Economic Development in Africa Report, 2022: Rethinking the Foundations of Export Diversification in Africa: The catalytic role of business and financial services

Submitted by on Fri, 03/15/2024 - 13:08

Africa’s exports are heavily reliant on primary products in the agricultural, mineral and extractive sectors, making it one of the least diversified regions on the globe. Out of the 54 African countries, 45 are commodity-dependent (83%), indicating that each country’s share of primary commodity exports to total merchandise exports translates to over 60%. This dependency on commodities makes the continent vulnerable to fluctuations in global commodity prices thus hindering its potential for inclusive growth and development.

This report points to neglect of the private sector and high knowledge-intensive services, such as Information and Communications Technology (ICT) and financial services as the key reasons for the lack of export diversification in Africa. The report argues that these services have the potential to bring transformative changes to the continent's economic landscape given that they build complementarities with other sectors, especially manufacturing.

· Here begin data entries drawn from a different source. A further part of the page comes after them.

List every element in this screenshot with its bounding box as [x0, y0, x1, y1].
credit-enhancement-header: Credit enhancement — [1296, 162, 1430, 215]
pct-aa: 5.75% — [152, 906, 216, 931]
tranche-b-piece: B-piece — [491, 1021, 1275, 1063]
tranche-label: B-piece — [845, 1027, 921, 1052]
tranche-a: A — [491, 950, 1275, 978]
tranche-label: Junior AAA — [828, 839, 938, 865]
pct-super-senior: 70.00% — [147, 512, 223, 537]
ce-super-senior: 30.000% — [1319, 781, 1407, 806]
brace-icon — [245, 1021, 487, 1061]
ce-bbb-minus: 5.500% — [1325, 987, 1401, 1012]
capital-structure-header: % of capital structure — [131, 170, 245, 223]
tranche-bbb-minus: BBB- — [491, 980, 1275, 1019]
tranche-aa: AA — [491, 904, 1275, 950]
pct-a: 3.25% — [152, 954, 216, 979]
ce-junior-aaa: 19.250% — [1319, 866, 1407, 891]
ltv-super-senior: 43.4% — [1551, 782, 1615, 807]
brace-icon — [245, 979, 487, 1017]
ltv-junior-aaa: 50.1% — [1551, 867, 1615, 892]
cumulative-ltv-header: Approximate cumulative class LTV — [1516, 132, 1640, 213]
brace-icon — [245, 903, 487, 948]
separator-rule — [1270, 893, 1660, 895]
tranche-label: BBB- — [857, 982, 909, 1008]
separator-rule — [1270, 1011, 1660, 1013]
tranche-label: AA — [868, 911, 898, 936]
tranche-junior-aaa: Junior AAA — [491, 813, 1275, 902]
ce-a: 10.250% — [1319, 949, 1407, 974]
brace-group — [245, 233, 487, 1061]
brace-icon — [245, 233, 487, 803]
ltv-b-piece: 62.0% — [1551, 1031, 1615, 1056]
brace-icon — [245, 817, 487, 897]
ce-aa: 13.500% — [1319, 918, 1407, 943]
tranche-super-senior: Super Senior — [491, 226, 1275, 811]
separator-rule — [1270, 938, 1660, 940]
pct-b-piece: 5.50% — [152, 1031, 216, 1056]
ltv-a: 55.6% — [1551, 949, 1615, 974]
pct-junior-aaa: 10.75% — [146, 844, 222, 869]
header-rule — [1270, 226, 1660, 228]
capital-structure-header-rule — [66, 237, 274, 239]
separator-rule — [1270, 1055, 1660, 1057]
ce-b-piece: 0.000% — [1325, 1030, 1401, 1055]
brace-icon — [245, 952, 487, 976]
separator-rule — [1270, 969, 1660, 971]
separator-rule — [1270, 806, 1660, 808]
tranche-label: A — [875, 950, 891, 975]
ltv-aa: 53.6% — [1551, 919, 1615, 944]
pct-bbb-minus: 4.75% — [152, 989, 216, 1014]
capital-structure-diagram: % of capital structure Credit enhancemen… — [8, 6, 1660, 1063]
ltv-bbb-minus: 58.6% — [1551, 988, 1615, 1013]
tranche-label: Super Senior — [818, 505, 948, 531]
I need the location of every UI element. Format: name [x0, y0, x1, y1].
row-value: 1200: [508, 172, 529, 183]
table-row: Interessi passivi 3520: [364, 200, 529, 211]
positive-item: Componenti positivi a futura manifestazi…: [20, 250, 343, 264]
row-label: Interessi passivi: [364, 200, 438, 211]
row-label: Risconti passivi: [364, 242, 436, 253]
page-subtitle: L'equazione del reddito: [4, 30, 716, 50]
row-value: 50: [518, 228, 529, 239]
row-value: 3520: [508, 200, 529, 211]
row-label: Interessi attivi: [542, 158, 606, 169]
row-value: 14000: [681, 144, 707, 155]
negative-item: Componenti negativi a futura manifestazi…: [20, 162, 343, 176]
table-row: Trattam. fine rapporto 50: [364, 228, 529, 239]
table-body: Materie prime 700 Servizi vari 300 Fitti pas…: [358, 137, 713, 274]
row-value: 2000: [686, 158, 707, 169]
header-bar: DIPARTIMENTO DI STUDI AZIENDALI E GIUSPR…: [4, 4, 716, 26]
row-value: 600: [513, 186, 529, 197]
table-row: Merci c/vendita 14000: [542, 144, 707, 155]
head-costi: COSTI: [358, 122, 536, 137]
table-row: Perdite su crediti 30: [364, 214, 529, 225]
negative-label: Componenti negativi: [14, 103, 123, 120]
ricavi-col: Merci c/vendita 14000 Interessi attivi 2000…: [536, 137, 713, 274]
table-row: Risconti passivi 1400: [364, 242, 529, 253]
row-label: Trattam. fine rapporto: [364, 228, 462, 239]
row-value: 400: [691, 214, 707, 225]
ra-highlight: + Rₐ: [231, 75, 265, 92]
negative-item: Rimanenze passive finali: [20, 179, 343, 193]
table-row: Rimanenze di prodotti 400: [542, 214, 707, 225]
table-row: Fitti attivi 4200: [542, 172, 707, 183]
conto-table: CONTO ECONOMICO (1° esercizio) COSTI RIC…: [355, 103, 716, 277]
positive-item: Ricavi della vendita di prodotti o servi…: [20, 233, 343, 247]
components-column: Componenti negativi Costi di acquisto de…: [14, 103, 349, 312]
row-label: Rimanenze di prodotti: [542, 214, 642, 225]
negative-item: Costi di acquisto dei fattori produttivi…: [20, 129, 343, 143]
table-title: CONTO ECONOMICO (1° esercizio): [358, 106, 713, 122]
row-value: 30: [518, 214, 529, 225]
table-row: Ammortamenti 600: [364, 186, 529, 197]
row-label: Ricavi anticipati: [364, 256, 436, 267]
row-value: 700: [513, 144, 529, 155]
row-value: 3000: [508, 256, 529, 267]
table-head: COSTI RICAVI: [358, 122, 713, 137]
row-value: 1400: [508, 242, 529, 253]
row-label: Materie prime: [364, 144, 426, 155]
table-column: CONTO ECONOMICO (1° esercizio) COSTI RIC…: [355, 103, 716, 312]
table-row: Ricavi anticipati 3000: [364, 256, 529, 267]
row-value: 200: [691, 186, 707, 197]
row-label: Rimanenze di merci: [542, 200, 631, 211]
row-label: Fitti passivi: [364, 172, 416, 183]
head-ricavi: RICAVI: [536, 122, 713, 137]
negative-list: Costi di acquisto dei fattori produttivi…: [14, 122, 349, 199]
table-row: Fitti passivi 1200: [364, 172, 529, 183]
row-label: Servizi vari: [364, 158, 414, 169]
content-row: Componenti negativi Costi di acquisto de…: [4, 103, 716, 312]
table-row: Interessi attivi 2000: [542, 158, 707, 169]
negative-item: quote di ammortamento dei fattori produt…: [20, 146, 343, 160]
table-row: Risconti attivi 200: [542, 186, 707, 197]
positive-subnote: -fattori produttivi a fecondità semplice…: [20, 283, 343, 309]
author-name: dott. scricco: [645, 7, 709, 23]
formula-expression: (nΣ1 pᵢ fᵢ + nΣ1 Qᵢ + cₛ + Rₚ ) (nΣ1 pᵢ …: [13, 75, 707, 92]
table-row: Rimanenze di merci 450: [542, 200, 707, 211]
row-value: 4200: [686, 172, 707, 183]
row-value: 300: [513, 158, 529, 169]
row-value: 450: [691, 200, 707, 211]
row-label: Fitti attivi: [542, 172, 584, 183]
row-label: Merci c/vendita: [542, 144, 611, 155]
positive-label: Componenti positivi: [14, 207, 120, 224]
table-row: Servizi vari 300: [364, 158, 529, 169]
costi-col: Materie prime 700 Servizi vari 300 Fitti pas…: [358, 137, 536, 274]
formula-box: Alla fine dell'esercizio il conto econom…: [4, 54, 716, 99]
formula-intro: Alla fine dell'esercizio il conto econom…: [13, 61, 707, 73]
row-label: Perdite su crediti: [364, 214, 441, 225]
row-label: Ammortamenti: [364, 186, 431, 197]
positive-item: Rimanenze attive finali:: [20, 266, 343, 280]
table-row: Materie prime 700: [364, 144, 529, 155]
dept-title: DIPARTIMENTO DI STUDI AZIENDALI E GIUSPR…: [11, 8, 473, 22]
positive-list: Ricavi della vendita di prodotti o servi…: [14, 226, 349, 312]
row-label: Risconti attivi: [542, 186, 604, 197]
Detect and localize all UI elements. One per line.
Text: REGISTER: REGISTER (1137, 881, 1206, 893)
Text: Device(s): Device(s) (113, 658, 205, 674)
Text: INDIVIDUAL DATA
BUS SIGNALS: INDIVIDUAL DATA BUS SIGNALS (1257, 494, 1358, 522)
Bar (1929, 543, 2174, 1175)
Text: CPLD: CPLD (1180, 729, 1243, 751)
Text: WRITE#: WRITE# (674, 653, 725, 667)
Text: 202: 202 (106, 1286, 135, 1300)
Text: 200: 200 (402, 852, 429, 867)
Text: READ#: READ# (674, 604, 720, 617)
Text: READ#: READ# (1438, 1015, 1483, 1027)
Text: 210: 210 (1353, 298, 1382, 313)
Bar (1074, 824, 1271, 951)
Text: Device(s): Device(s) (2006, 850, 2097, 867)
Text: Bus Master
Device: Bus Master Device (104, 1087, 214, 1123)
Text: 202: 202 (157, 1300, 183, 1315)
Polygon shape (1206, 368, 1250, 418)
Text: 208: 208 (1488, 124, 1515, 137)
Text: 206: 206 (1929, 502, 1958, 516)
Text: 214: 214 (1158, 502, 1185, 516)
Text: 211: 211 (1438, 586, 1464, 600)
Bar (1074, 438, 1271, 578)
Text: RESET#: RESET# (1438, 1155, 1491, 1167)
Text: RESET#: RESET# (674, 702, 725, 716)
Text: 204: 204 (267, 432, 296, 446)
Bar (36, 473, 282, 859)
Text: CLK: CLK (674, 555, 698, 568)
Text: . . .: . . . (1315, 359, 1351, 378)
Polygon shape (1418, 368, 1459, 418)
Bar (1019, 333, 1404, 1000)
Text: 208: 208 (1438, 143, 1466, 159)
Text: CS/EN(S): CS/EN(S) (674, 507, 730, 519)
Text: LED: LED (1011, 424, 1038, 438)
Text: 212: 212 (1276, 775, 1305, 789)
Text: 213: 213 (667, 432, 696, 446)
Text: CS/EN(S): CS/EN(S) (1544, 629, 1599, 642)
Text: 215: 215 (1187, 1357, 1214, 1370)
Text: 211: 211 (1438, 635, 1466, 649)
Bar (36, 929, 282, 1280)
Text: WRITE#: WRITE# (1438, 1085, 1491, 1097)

Policy recommendations prescribed for a greater diversity and complexity of African products involves incentivizing services utilization in the manufacturing sector and enhancing entrepreneurship activities towards potential new products, with benefits for structural change, while optimizing opportunities for deeper integration in regional and global value chains. Therefore, African Governments and businesses can achieve this by building capacities to innovate, enhancing technologies and infrastructure for industrialization, strategically catering to financing needs of domestic businesses, fostering innovation and efficiency for financial services and business models, and leveraging regional gains and potential to support export diversification and structural change.